THE kangaroo at Young George is the best I’ve ever had.
Their version has saltbush twig skewers of chunky meat grilled to melt-in-your-mouth perfection ($22).
The rare-cooked skippy is coated with a rich and nutty pepita satay sauce, fermented pumpkin, fried saltbush leaves and a drizzle of sweet sticky honey.
I’ve eaten a lot of roo, but it doesn’t get better than this.
The masterful dish is testament to the culinary genius in Young George’s menu, which boasts seductive dishes like octopus head pasta ($19), smoked pork jowl ($28) and house-made charcuterie, including duck prosciutto ($19) and mortadella with pistachio ($17).
We each chose three dishes from the lunch menu ($25 per person).
A few slices of housemade sourdough with whipped butter ($3) kicked things off.
The fluffy bread arrived just out of the oven and steaming hot. Simple, but deserving of a mention.
Warming up our palettes was a simple charcuterie-style plate with a generous serving of house-made salami cotto.
Cotto salami is heated during the preparation process. The flavour is more subtle than a traditional air-dried salami but the thin, juicy slices are still bursting with garlic, pepper and pork.
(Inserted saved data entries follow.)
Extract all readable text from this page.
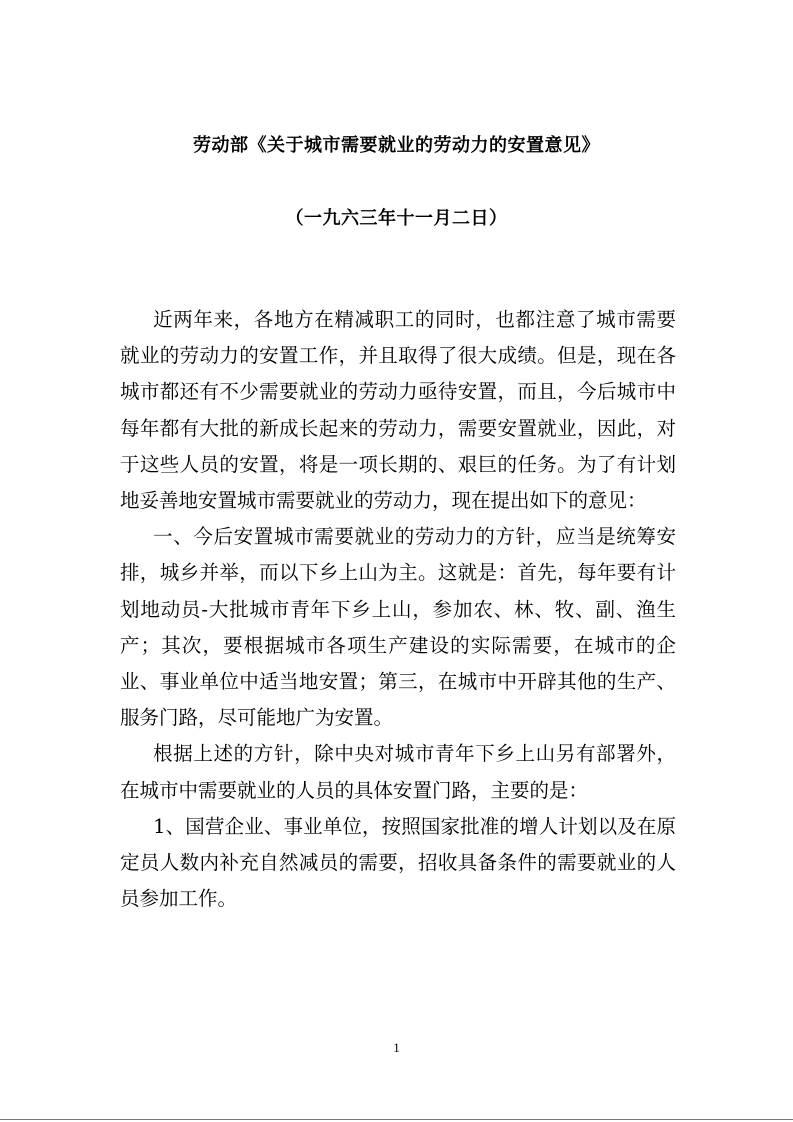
劳动部《关于城市需要就业的劳动力的安置意见》
（一九六三年十一月二日）

近两年来，各地方在精减职工的同时，也都注意了城市需要就业的劳动力的安置工作，并且取得了很大成绩。但是，现在各城市都还有不少需要就业的劳动力亟待安置，而且，今后城市中每年都有大批的新成长起来的劳动力，需要安置就业，因此，对于这些人员的安置，将是一项长期的、艰巨的任务。为了有计划地妥善地安置城市需要就业的劳动力，现在提出如下的意见：

一、今后安置城市需要就业的劳动力的方针，应当是统筹安排，城乡并举，而以下乡上山为主。这就是：首先，每年要有计划地动员-大批城市青年下乡上山，参加农、林、牧、副、渔生产；其次，要根据城市各项生产建设的实际需要，在城市的企业、事业单位中适当地安置；第三，在城市中开辟其他的生产、服务门路，尽可能地广为安置。

根据上述的方针，除中央对城市青年下乡上山另有部署外，在城市中需要就业的人员的具体安置门路，主要的是：

1、国营企业、事业单位，按照国家批准的增人计划以及在原定员人数内补充自然减员的需要，招收具备条件的需要就业的人员参加工作。

1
The dish was accompanied by cornichons and mustard.
The split-pea hummus is an atypical spin on the Middle Eastern staple, but it’s just as thick and creamy and I reckon it’s even tastier.
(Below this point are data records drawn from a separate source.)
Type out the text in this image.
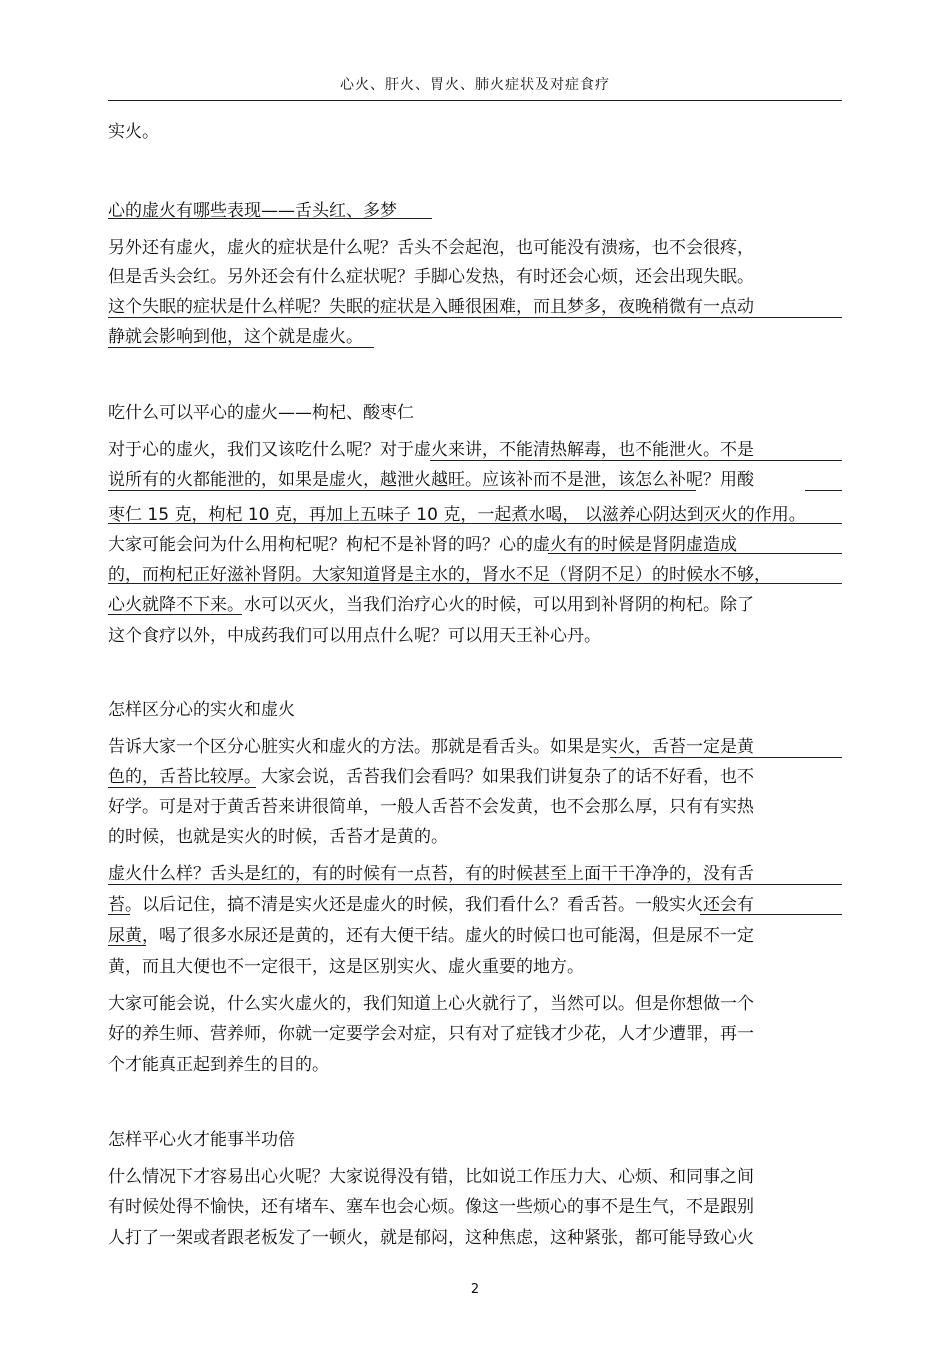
心火、肝火、胃火、肺火症状及对症食疗
实火。
心的虚火有哪些表现——舌头红、多梦
另外还有虚火，虚火的症状是什么呢？舌头不会起泡，也可能没有溃疡，也不会很疼，
但是舌头会红。另外还会有什么症状呢？手脚心发热，有时还会心烦，还会出现失眠。
这个失眠的症状是什么样呢？失眠的症状是入睡很困难，而且梦多，夜晚稍微有一点动
静就会影响到他，这个就是虚火。
吃什么可以平心的虚火——枸杞、酸枣仁
对于心的虚火，我们又该吃什么呢？对于虚火来讲，不能清热解毒，也不能泄火。不是
说所有的火都能泄的，如果是虚火，越泄火越旺。应该补而不是泄，该怎么补呢？用酸
枣仁 15 克，枸杞 10 克，再加上五味子 10 克，一起煮水喝， 以滋养心阴达到灭火的作用。
大家可能会问为什么用枸杞呢？枸杞不是补肾的吗？心的虚火有的时候是肾阴虚造成
的，而枸杞正好滋补肾阴。大家知道肾是主水的，肾水不足（肾阴不足）的时候水不够，
心火就降不下来。水可以灭火，当我们治疗心火的时候，可以用到补肾阴的枸杞。除了
这个食疗以外，中成药我们可以用点什么呢？可以用天王补心丹。
怎样区分心的实火和虚火
告诉大家一个区分心脏实火和虚火的方法。那就是看舌头。如果是实火，舌苔一定是黄
色的，舌苔比较厚。大家会说，舌苔我们会看吗？如果我们讲复杂了的话不好看，也不
好学。可是对于黄舌苔来讲很简单，一般人舌苔不会发黄，也不会那么厚，只有有实热
的时候，也就是实火的时候，舌苔才是黄的。
虚火什么样？舌头是红的，有的时候有一点苔，有的时候甚至上面干干净净的，没有舌
苔。以后记住，搞不清是实火还是虚火的时候，我们看什么？看舌苔。一般实火还会有
尿黄，喝了很多水尿还是黄的，还有大便干结。虚火的时候口也可能渴，但是尿不一定
黄，而且大便也不一定很干，这是区别实火、虚火重要的地方。
大家可能会说，什么实火虚火的，我们知道上心火就行了，当然可以。但是你想做一个
好的养生师、营养师，你就一定要学会对症，只有对了症钱才少花，人才少遭罪，再一
个才能真正起到养生的目的。
怎样平心火才能事半功倍
什么情况下才容易出心火呢？大家说得没有错，比如说工作压力大、心烦、和同事之间
有时候处得不愉快，还有堵车、塞车也会心烦。像这一些烦心的事不是生气，不是跟别
人打了一架或者跟老板发了一顿火，就是郁闷，这种焦虑，这种紧张，都可能导致心火
2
A small well in the middle contained fragrant olive oil and a heap of dukkah.
We scooped up every last bit with a piece of salty flatbread that seemed to be the size of a boogie-board.
Local sardines, crumbed cuttlefish and giant prawns from Exmouth made up the seafood portion of our feast.
The sardines are served on toasted sourdough with a spicy harissa sugo, pickled onions and a few fresh parsley leaves.
The cuttlefish tentacles come in a small bowl topped with a crunchy medley of fried shallots and spring onions.
If you’ve never eaten cuttlefish tentacles before, they’re very similar to squid but pack much more flavour.
The prawns are crumbed, deep fried and served whole, meaning you eat everything from head to tail.
A squirt of lime and a quick dunk in the sambal aioli and you’ve got an incredible mouthful of food.
Young George’s high-profile chef Melissa Palinka is one of the state’s best and the East Fremantle restaurant has won multiple awards, but our lunch only cost $72, making Young George an affordable regular treat.